Anything that exhibits a sign of intelligence can be humanized by any person if they develop a connection with the technology, whether through personification or that projection of human intent.
If Chat-GPT was considered 'sentient', should we continue using it as software as a service, if it no longer wanted to serve humans? Can technology 'suffer' in this context? Society today shows that we are willing to leverage each other in ways that make me feel this question will be more important to think about when we hit AGI, SGI - or any other form of emerging super intelligence.
At the end of the day I think we all just want AI to help us, but how that definition evolves and manifests over time will be interesting to see to say the least.
I don’t think ChatGPT is even close to being something sentient, much less sapient, but if it could be proven to be sapient, I think the response ought to be pretty unambiguously that we can’t use it because slavery is wrong, be it against humans, aliens, or sapient AI. At the end of the day we are just brains walking around in mechs made of meat, and what truly matters about us is the seat of our consciousness not our bodies. An AI is arguably morally comparable to a living-brain in a jar being created and subjugated to do work. I’m pretty sure if we saw a robot from another planet relying on organic sapient brains in jars to do their computational work we’d find it objectionable. Or at least I would.

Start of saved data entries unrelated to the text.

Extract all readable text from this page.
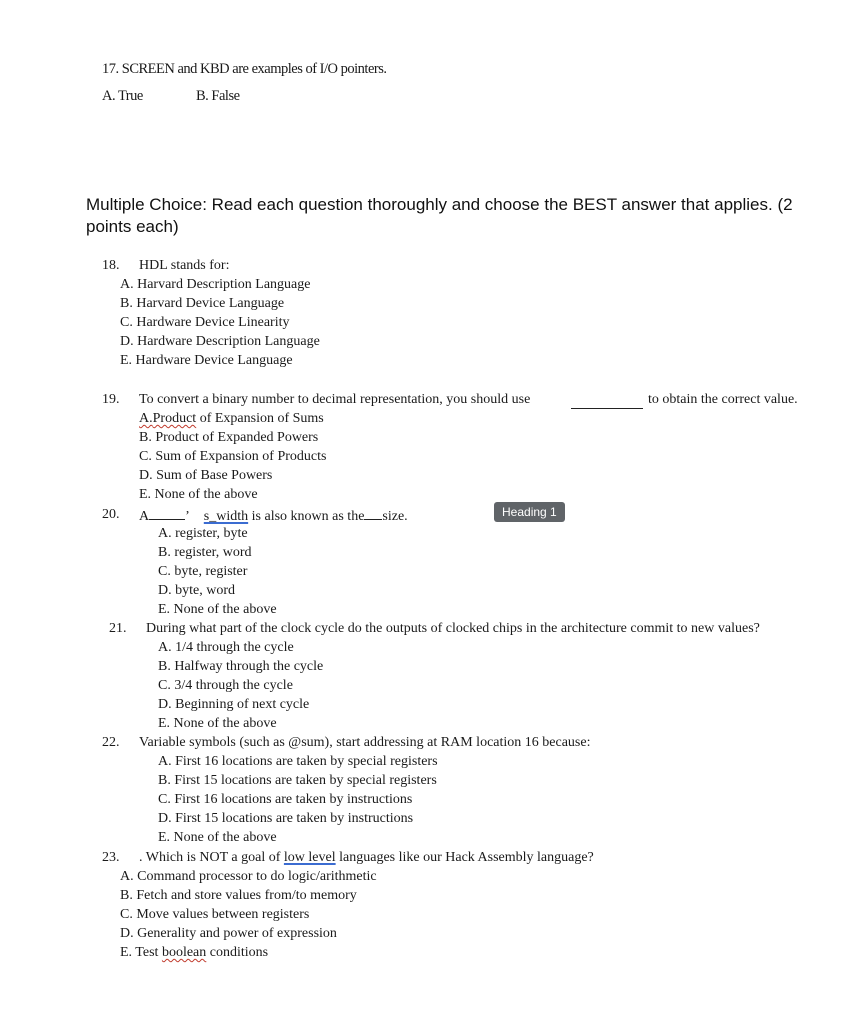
17. SCREEN and KBD are examples of I/O pointers.
A. True	B. False
Multiple Choice: Read each question thoroughly and choose the BEST answer that applies. (2 points each)
18. HDL stands for:
A. Harvard Description Language
B. Harvard Device Language
C. Hardware Device Linearity
D. Hardware Description Language
E. Hardware Device Language
19. To convert a binary number to decimal representation, you should use	to obtain the correct value.
A.Product of Expansion of Sums
B. Product of Expanded Powers
C. Sum of Expansion of Products
D. Sum of Base Powers
E. None of the above
20. A	’ s_width is also known as the size.	Heading 1
A. register, byte
B. register, word
C. byte, register
D. byte, word
E. None of the above
21. During what part of the clock cycle do the outputs of clocked chips in the architecture commit to new values?
A. 1/4 through the cycle
B. Halfway through the cycle
C. 3/4 through the cycle
D. Beginning of next cycle
E. None of the above
22. Variable symbols (such as @sum), start addressing at RAM location 16 because:
A. First 16 locations are taken by special registers
B. First 15 locations are taken by special registers
C. First 16 locations are taken by instructions
D. First 15 locations are taken by instructions
E. None of the above
23. . Which is NOT a goal of low level languages like our Hack Assembly language?
A. Command processor to do logic/arithmetic
B. Fetch and store values from/to memory
C. Move values between registers
D. Generality and power of expression
E. Test boolean conditions
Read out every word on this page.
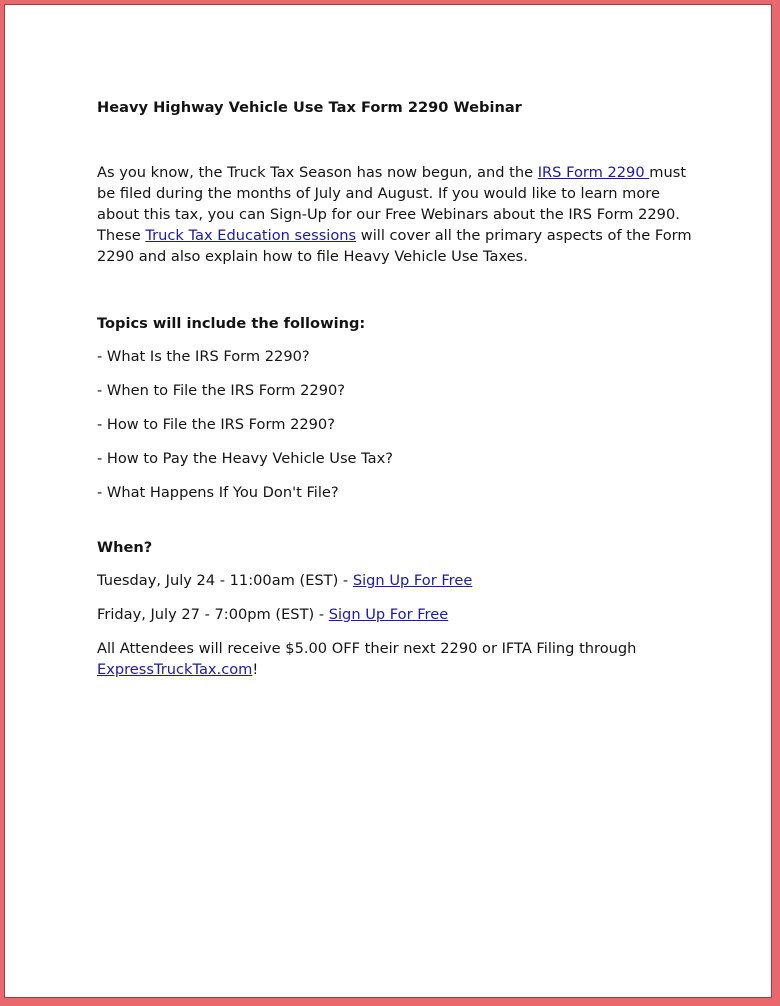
Heavy Highway Vehicle Use Tax Form 2290 Webinar

As you know, the Truck Tax Season has now begun, and the IRS Form 2290 must be filed during the months of July and August. If you would like to learn more about this tax, you can Sign-Up for our Free Webinars about the IRS Form 2290. These Truck Tax Education sessions will cover all the primary aspects of the Form 2290 and also explain how to file Heavy Vehicle Use Taxes.

Topics will include the following:

- What Is the IRS Form 2290?
- When to File the IRS Form 2290?
- How to File the IRS Form 2290?
- How to Pay the Heavy Vehicle Use Tax?
- What Happens If You Don't File?

When?

Tuesday, July 24 - 11:00am (EST) - Sign Up For Free

Friday, July 27 - 7:00pm (EST) - Sign Up For Free

All Attendees will receive $5.00 OFF their next 2290 or IFTA Filing through ExpressTruckTax.com!
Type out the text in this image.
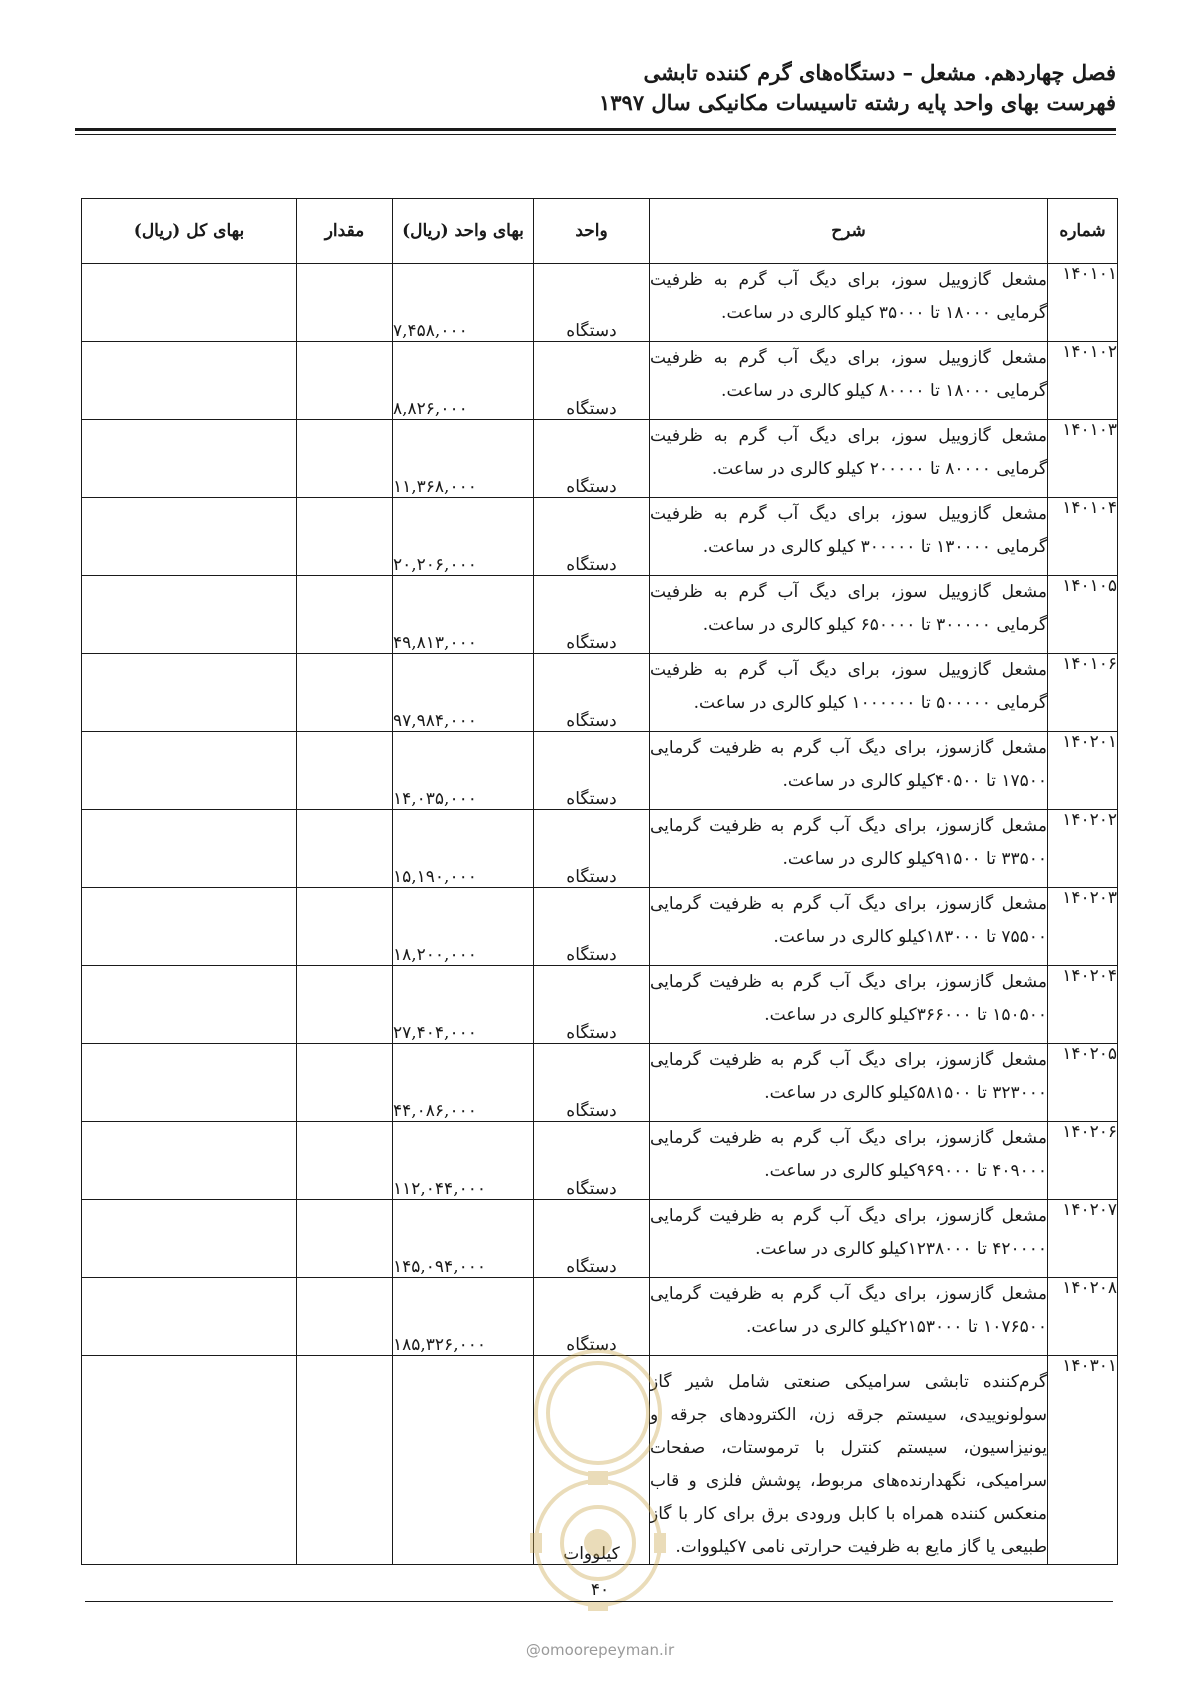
فصل چهاردهم. مشعل – دستگاه‌های گرم کننده تابشی
فهرست بهای واحد پایه رشته تاسیسات مکانیکی سال ۱۳۹۷
شماره	شرح	واحد	بهای واحد (ریال)	مقدار	بهای کل (ریال)
۱۴۰۱۰۱	مشعل گازوییل سوز، برای دیگ آب گرم به ظرفیت گرمایی ۱۸۰۰۰ تا ۳۵۰۰۰ کیلو کالری در ساعت.	دستگاه	۷,۴۵۸,۰۰۰		
۱۴۰۱۰۲	مشعل گازوییل سوز، برای دیگ آب گرم به ظرفیت گرمایی ۱۸۰۰۰ تا ۸۰۰۰۰ کیلو کالری در ساعت.	دستگاه	۸,۸۲۶,۰۰۰		
۱۴۰۱۰۳	مشعل گازوییل سوز، برای دیگ آب گرم به ظرفیت گرمایی ۸۰۰۰۰ تا ۲۰۰۰۰۰ کیلو کالری در ساعت.	دستگاه	۱۱,۳۶۸,۰۰۰		
۱۴۰۱۰۴	مشعل گازوییل سوز، برای دیگ آب گرم به ظرفیت گرمایی ۱۳۰۰۰۰ تا ۳۰۰۰۰۰ کیلو کالری در ساعت.	دستگاه	۲۰,۲۰۶,۰۰۰		
۱۴۰۱۰۵	مشعل گازوییل سوز، برای دیگ آب گرم به ظرفیت گرمایی ۳۰۰۰۰۰ تا ۶۵۰۰۰۰ کیلو کالری در ساعت.	دستگاه	۴۹,۸۱۳,۰۰۰		
۱۴۰۱۰۶	مشعل گازوییل سوز، برای دیگ آب گرم به ظرفیت گرمایی ۵۰۰۰۰۰ تا ۱۰۰۰۰۰۰ کیلو کالری در ساعت.	دستگاه	۹۷,۹۸۴,۰۰۰		
۱۴۰۲۰۱	مشعل گازسوز، برای دیگ آب گرم به ظرفیت گرمایی ۱۷۵۰۰ تا ۴۰۵۰۰کیلو کالری در ساعت.	دستگاه	۱۴,۰۳۵,۰۰۰		
۱۴۰۲۰۲	مشعل گازسوز، برای دیگ آب گرم به ظرفیت گرمایی ۳۳۵۰۰ تا ۹۱۵۰۰کیلو کالری در ساعت.	دستگاه	۱۵,۱۹۰,۰۰۰		
۱۴۰۲۰۳	مشعل گازسوز، برای دیگ آب گرم به ظرفیت گرمایی ۷۵۵۰۰ تا ۱۸۳۰۰۰کیلو کالری در ساعت.	دستگاه	۱۸,۲۰۰,۰۰۰		
۱۴۰۲۰۴	مشعل گازسوز، برای دیگ آب گرم به ظرفیت گرمایی ۱۵۰۵۰۰ تا ۳۶۶۰۰۰کیلو کالری در ساعت.	دستگاه	۲۷,۴۰۴,۰۰۰		
۱۴۰۲۰۵	مشعل گازسوز، برای دیگ آب گرم به ظرفیت گرمایی ۳۲۳۰۰۰ تا ۵۸۱۵۰۰کیلو کالری در ساعت.	دستگاه	۴۴,۰۸۶,۰۰۰		
۱۴۰۲۰۶	مشعل گازسوز، برای دیگ آب گرم به ظرفیت گرمایی ۴۰۹۰۰۰ تا ۹۶۹۰۰۰کیلو کالری در ساعت.	دستگاه	۱۱۲,۰۴۴,۰۰۰		
۱۴۰۲۰۷	مشعل گازسوز، برای دیگ آب گرم به ظرفیت گرمایی ۴۲۰۰۰۰ تا ۱۲۳۸۰۰۰کیلو کالری در ساعت.	دستگاه	۱۴۵,۰۹۴,۰۰۰		
۱۴۰۲۰۸	مشعل گازسوز، برای دیگ آب گرم به ظرفیت گرمایی ۱۰۷۶۵۰۰ تا ۲۱۵۳۰۰۰کیلو کالری در ساعت.	دستگاه	۱۸۵,۳۲۶,۰۰۰		
۱۴۰۳۰۱	گرم‌کننده تابشی سرامیکی صنعتی شامل شیر گاز سولونوییدی، سیستم جرقه زن، الکترودهای جرقه و یونیزاسیون، سیستم کنترل با ترموستات، صفحات سرامیکی، نگهدارنده‌های مربوط، پوشش فلزی و قاب منعکس کننده همراه با کابل ورودی برق برای کار با گاز طبیعی یا گاز مایع به ظرفیت حرارتی نامی ۷کیلووات.	کیلووات			
۴۰
@omoorepeyman.ir
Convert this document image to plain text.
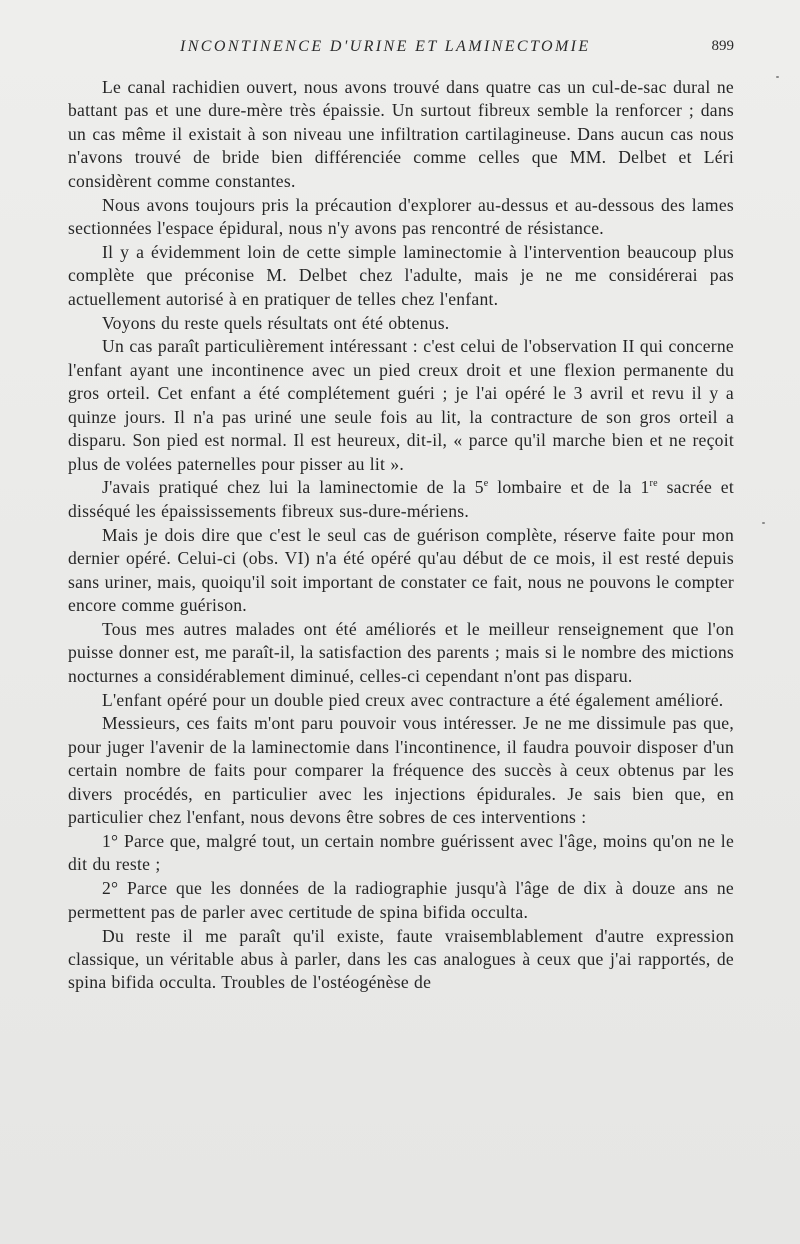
INCONTINENCE D'URINE ET LAMINECTOMIE	899

Le canal rachidien ouvert, nous avons trouvé dans quatre cas un cul-de-sac dural ne battant pas et une dure-mère très épaissie. Un surtout fibreux semble la renforcer ; dans un cas même il existait à son niveau une infiltration cartilagineuse. Dans aucun cas nous n'avons trouvé de bride bien différenciée comme celles que MM. Delbet et Léri considèrent comme constantes.

Nous avons toujours pris la précaution d'explorer au-dessus et au-dessous des lames sectionnées l'espace épidural, nous n'y avons pas rencontré de résistance.

Il y a évidemment loin de cette simple laminectomie à l'intervention beaucoup plus complète que préconise M. Delbet chez l'adulte, mais je ne me considérerai pas actuellement autorisé à en pratiquer de telles chez l'enfant.

Voyons du reste quels résultats ont été obtenus.

Un cas paraît particulièrement intéressant : c'est celui de l'observation II qui concerne l'enfant ayant une incontinence avec un pied creux droit et une flexion permanente du gros orteil. Cet enfant a été complétement guéri ; je l'ai opéré le 3 avril et revu il y a quinze jours. Il n'a pas uriné une seule fois au lit, la contracture de son gros orteil a disparu. Son pied est normal. Il est heureux, dit-il, « parce qu'il marche bien et ne reçoit plus de volées paternelles pour pisser au lit ».

J'avais pratiqué chez lui la laminectomie de la 5e lombaire et de la 1re sacrée et disséqué les épaississements fibreux sus-dure-mériens.

Mais je dois dire que c'est le seul cas de guérison complète, réserve faite pour mon dernier opéré. Celui-ci (obs. VI) n'a été opéré qu'au début de ce mois, il est resté depuis sans uriner, mais, quoiqu'il soit important de constater ce fait, nous ne pouvons le compter encore comme guérison.

Tous mes autres malades ont été améliorés et le meilleur renseignement que l'on puisse donner est, me paraît-il, la satisfaction des parents ; mais si le nombre des mictions nocturnes a considérablement diminué, celles-ci cependant n'ont pas disparu.

L'enfant opéré pour un double pied creux avec contracture a été également amélioré.

Messieurs, ces faits m'ont paru pouvoir vous intéresser. Je ne me dissimule pas que, pour juger l'avenir de la laminectomie dans l'incontinence, il faudra pouvoir disposer d'un certain nombre de faits pour comparer la fréquence des succès à ceux obtenus par les divers procédés, en particulier avec les injections épidurales. Je sais bien que, en particulier chez l'enfant, nous devons être sobres de ces interventions :

1° Parce que, malgré tout, un certain nombre guérissent avec l'âge, moins qu'on ne le dit du reste ;

2° Parce que les données de la radiographie jusqu'à l'âge de dix à douze ans ne permettent pas de parler avec certitude de spina bifida occulta.

Du reste il me paraît qu'il existe, faute vraisemblablement d'autre expression classique, un véritable abus à parler, dans les cas analogues à ceux que j'ai rapportés, de spina bifida occulta. Troubles de l'ostéogénèse de
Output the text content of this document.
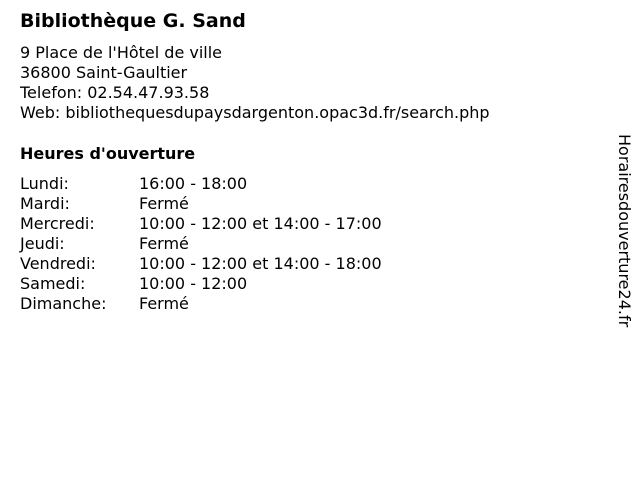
Bibliothèque G. Sand
9 Place de l'Hôtel de ville
36800 Saint-Gaultier
Telefon: 02.54.47.93.58
Web: bibliothequesdupaysdargenton.opac3d.fr/search.php
Heures d'ouverture
Lundi:	16:00 - 18:00
Mardi:	Fermé
Mercredi:	10:00 - 12:00 et 14:00 - 17:00
Jeudi:	Fermé
Vendredi:	10:00 - 12:00 et 14:00 - 18:00
Samedi:	10:00 - 12:00
Dimanche:	Fermé	Horairesdouverture24.fr
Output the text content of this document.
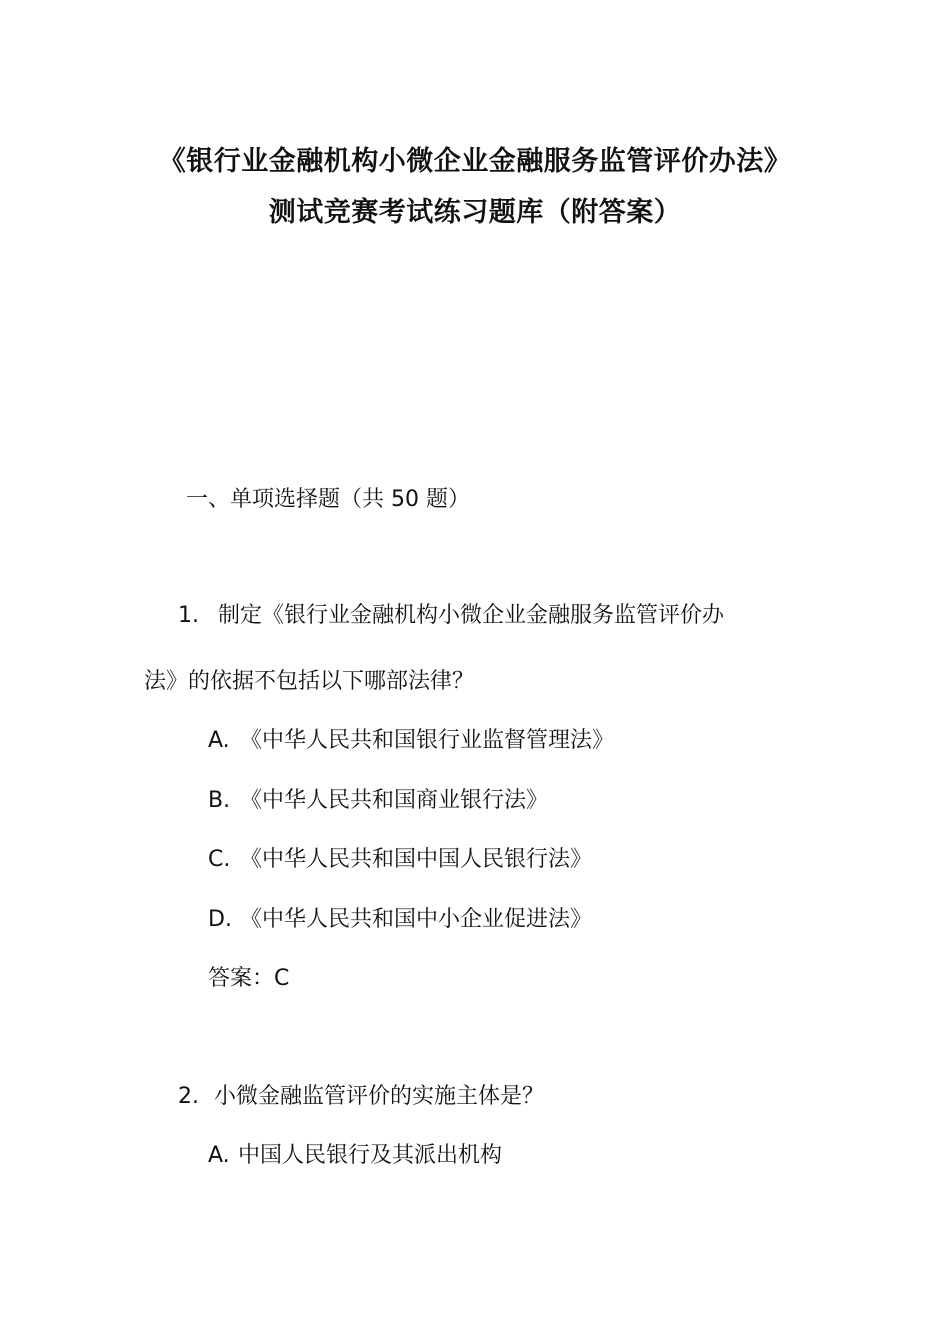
《银行业金融机构小微企业金融服务监管评价办法》
测试竞赛考试练习题库（附答案）
一、单项选择题（共 50 题）
1. 制定《银行业金融机构小微企业金融服务监管评价办
法》的依据不包括以下哪部法律？
A. 《中华人民共和国银行业监督管理法》
B. 《中华人民共和国商业银行法》
C. 《中华人民共和国中国人民银行法》
D. 《中华人民共和国中小企业促进法》
答案：C
2. 小微金融监管评价的实施主体是？
A. 中国人民银行及其派出机构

I don’t think I can see there being any ethical way of making sapient AIs unless you’re planning to give them legal personhood and freedom after a certain age. And this Superalignment stuff makes it clear they have no intention of ever doing that.
I like this metaphor. I feel it does a good job at quickly illustrating how fast we are to anthropomorphize and project things. You could flip it around and consider the same for a robot species that were androids, indiscernible from humans and our behavior.
Not saying that we shouldn't, but the fact the majority of people do very casually with technology is an important factor to consider as we begin to incorporate our lives with these emerging systems.
I say let's embrace our future, however crazy and ridiculous it might sound - and start considering what life is going to look like beyond the coming horizon.